La mezzosoprano rusa tiene
un instrumento oscuro con una tesitura que le permite exhibir un registro grave
sorprendente, amaderada y nocturnal y unos agudos fáciles y elegantes, que
salen solos, con una línea de canto destacada. Un fiato que esconde una
respiración que no se puede percibir entre las entretelas de un escote de su
traje negro y dorado, de un raso sedoso y ancestral, como si se hubiera vestido
con galas del pasado imperial de los zares.

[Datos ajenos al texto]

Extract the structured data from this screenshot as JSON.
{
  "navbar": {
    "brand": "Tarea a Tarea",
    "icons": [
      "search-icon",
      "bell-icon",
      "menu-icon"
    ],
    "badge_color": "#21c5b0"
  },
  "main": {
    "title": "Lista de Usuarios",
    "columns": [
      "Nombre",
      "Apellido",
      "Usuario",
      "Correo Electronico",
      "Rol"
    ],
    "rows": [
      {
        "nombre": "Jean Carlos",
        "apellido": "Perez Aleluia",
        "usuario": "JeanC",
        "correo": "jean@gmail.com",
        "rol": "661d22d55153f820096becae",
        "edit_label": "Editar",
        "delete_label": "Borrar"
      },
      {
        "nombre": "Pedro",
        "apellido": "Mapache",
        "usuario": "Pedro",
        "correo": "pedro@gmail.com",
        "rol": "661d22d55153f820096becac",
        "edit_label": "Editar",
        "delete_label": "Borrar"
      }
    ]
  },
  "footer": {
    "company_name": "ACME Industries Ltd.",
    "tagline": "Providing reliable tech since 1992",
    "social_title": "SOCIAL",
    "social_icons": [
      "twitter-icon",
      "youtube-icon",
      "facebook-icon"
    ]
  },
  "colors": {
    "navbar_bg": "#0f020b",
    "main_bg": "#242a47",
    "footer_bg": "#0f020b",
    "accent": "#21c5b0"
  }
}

Largo, suntuoso, y unas sandalias.
La performance de Semenchuk
es sentida, lírica, de una gran amplitud e interpretación escénica, en la
verdadera tradición de su país, con la fluidez de una voz de pecho que resuena
e invade el escenario y la sala como si fuera un inmenso samovar vocal.
Todas estas capacidades son
las que facilitan que un público, que en su gran mayoría no comprende el ruso y
tiene que guiarse por los sobretítulos del teatro, pueda seguir sus devaneos
escénicos, y acceder a los textos, dulces y en general, llenos de tristeza. Eros
y Tánatos, también hay tiempo para la exaltación y el casi galope teatral, como
en Jopak, de Músogorski, que cierra la primera parte con un brío y un
entusiasmo contagiosos.
La velada se clausuró con
varios encore, como una tonadilla dramática de Granados, un tema ruso, la Perichole de Offenbach, siguiendo la línea
chispeante y vividora, las Canciones que me enseñó mi madre de Dvorak o la Habanera de Carmen. Clásicos desconocidos,
enmarcados en partituras vividas por todos.
Solo faltó la resonancia de
un Steinway en el escenario, incomparable, pero la cantante rusa, venida de las
lejanas tierras del este, esas que llenan de ensoñaciones y aventuras nuestro
imaginario colectivo occidental, más abarcable y pautado, por conocido, suplió
con creces los armónicos maravillosos como una matrioska generosa y frutal.